O que se pretende no momento é alterar a regra da extinção da obrigação por uma inoperância do poder público. Ou seja, já que os órgãos de fiscalização provaram ser ineficientes devemos penalizar os cidadãos e deixar sobre eles a coercibilidade eterna. Algo tão descabido quanto ilegal.

Essa tentativa de alterar categorias de extinção do direito já foi feita 25 anos atrás, em 1997, durante o governo FHC. Naquela época, mediante uma pretensa sobrevalorização de indenizações editou-se a MP 1.577/6 e a MP 1.632/11 para prever uma ampliação no prazo de propositura de ações rescisórias pelo poder público.  A questão foi levada ao Supremo Tribunal Federal na ADI 1.753-2/DF que rapidamente concedeu, à unanimidade, medida cautelar para suspender sua eficácia. Os fundamentos no julgamento da medida cautelar foram que o veículo utilizado (MP) não continha os requisitos da urgência e relevância e feria a igualdade entre as partes, criando para o poder público um privilégio inconstitucional. Será que esse episódio foi esquecido e será repetido?

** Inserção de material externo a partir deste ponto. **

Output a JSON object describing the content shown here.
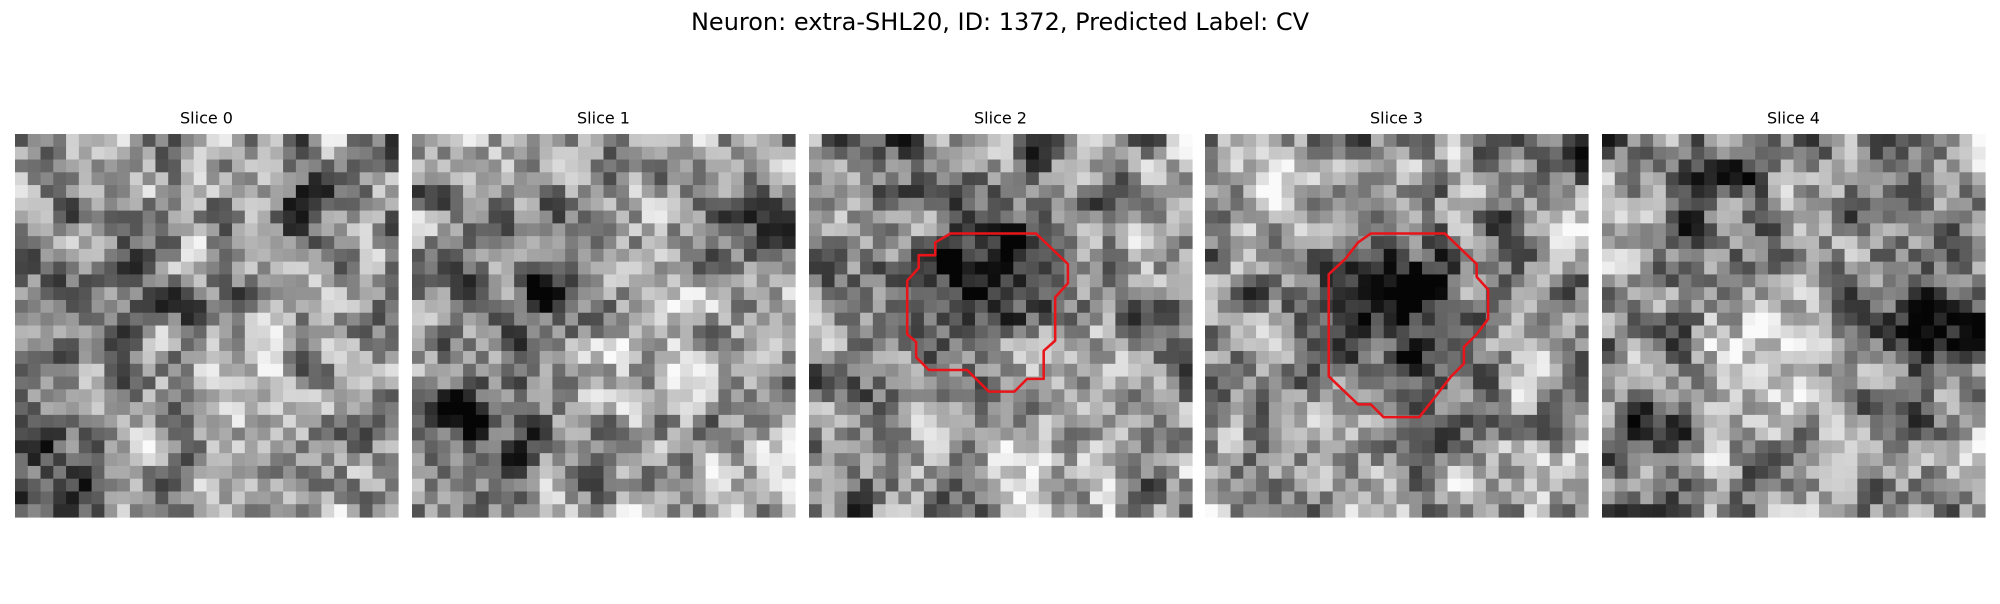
{
  "title": "Neuron: extra-SHL20, ID: 1372, Predicted Label: CV",
  "panels": [
    {
      "title": "Slice 0"
    },
    {
      "title": "Slice 1"
    },
    {
      "title": "Slice 2"
    },
    {
      "title": "Slice 3"
    },
    {
      "title": "Slice 4"
    }
  ]
}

Do exterior, a ameaça ganhou forma na COP27, realizada recentemente no Egito. A conferência é organizada com a finalidade de proteger o meio ambiente mundial. As decisões de lá merecem ser sopesadas antes de aplicadas por aqui. Interessa-nos aqui o acordo dos principais players do mercado Agro, que resolveram aderir à questão ambiental de maneira ampla, mas às custas dos produtores rurais.

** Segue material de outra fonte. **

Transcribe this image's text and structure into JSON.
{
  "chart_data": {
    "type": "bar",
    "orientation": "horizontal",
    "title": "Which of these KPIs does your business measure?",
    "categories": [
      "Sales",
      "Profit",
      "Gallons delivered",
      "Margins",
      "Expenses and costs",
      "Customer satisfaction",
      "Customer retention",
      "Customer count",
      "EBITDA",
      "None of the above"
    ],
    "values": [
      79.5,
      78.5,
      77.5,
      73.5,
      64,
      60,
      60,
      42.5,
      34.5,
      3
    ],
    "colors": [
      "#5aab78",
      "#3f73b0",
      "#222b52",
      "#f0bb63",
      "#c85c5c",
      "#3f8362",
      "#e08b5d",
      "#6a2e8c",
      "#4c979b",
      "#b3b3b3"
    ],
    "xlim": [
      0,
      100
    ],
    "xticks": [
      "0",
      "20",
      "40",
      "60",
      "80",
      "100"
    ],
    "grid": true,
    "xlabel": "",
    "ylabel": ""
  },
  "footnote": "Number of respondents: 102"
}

Há algumas COPs a discussão sobre a aquisição de produção agrícola de área de desmatamento ilegal ocorre. Obviamente, trata-se de um valor a ser perseguido e que deve ser combatido. A questão reside em determinar o que é legal e ilegal.

Ao considerar que a data base para o fim do desmatamento já ocorreu e nada mais pode ser desmatado para a produção agrícola, como querem, teremos grandes consequências por aqui. Por esse documento se pretende “congelar” a fronteira agrícola nos biomas amazônico e cerrado aos níveis atuais. Esse acordo esquece que no Brasil, respeitados os limites legais, ainda há áreas que podem ser convertidas em agricultáveis. Da forma proposta pretende “anular” a possibilidade de expansão da fronteira agrícola brasileira. Atualmente estimada em 70 milhões de hectares. Em áreas que respeitam a legislação ambiental atual, como o Código Florestal e outras.

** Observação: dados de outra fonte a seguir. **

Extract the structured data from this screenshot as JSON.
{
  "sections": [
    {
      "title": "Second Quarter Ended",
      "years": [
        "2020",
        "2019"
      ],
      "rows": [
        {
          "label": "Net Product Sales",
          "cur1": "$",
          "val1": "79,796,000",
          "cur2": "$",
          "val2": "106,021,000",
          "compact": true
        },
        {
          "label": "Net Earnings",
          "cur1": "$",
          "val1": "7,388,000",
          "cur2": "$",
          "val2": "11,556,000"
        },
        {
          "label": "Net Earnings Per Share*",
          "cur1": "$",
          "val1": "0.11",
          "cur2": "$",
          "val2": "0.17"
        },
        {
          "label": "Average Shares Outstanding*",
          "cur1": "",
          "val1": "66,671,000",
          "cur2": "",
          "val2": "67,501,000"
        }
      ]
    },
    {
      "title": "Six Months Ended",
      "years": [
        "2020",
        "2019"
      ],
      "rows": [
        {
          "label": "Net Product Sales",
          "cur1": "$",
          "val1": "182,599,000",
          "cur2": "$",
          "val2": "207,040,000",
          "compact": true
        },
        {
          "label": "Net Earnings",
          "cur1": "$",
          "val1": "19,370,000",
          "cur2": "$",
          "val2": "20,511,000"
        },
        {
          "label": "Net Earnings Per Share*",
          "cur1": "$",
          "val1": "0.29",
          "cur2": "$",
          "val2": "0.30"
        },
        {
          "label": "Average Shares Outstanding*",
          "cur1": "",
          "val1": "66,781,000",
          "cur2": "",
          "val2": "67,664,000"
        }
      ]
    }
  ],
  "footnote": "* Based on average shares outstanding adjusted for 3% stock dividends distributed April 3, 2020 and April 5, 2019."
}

Pode-se argumentar que apenas os grandes traders não compraram produtos das novas áreas. Mas para quem o produtor rural vai vendê-los? Ficaram as novas áreas com a pecha de ambientalmente inadequadas e relegadas a um sub mercado? A questão pode ainda se complicar se as medidas forem adotadas pelos países adquirentes dos produtos, especialmente a União Europeia.

Incrível pensar que um País onde cidadãos passam fome e que tem o Agronegócio como seu grande motor, se possa assistir a uma obrigação dessa ser estabelecida e nada fazer.

A vontade dos grandes players de mercado ultrapassa os limites estabelecidos em lei, delimita as terras agrícolas do Brasil e cria um ônus à produção rural. A conta será suportada apenas pelo lado de cá. Sem exploração de áreas com potencial produtivo não haverá comida, geração de empregos, riqueza e tributos.

Merece censura ainda a posição do governo eleito, que tende a concordar com isso. Parece que estão mais preocupados em transmitir uma boa imagem aos estrangeiros como protetores do meio ambiente do que defender a produção agrícola brasileira. Sem falar que a erradicação da pobreza poderia ser feita em parte com a produção dessas áreas.

Para o próximo ano talvez o clima e o preço futuro das commodities seja algo mais previsível do que as questões ambientais que deverão ser enfrentadas pelo setor.

Eduardo Diamantino é sócio do Diamantino Advogados Associados, é vice-presidente da Academia Brasileira de Direito Tributário e João Eduardo Zica Diamantino é estagiário no Diamantino Advogados Associados.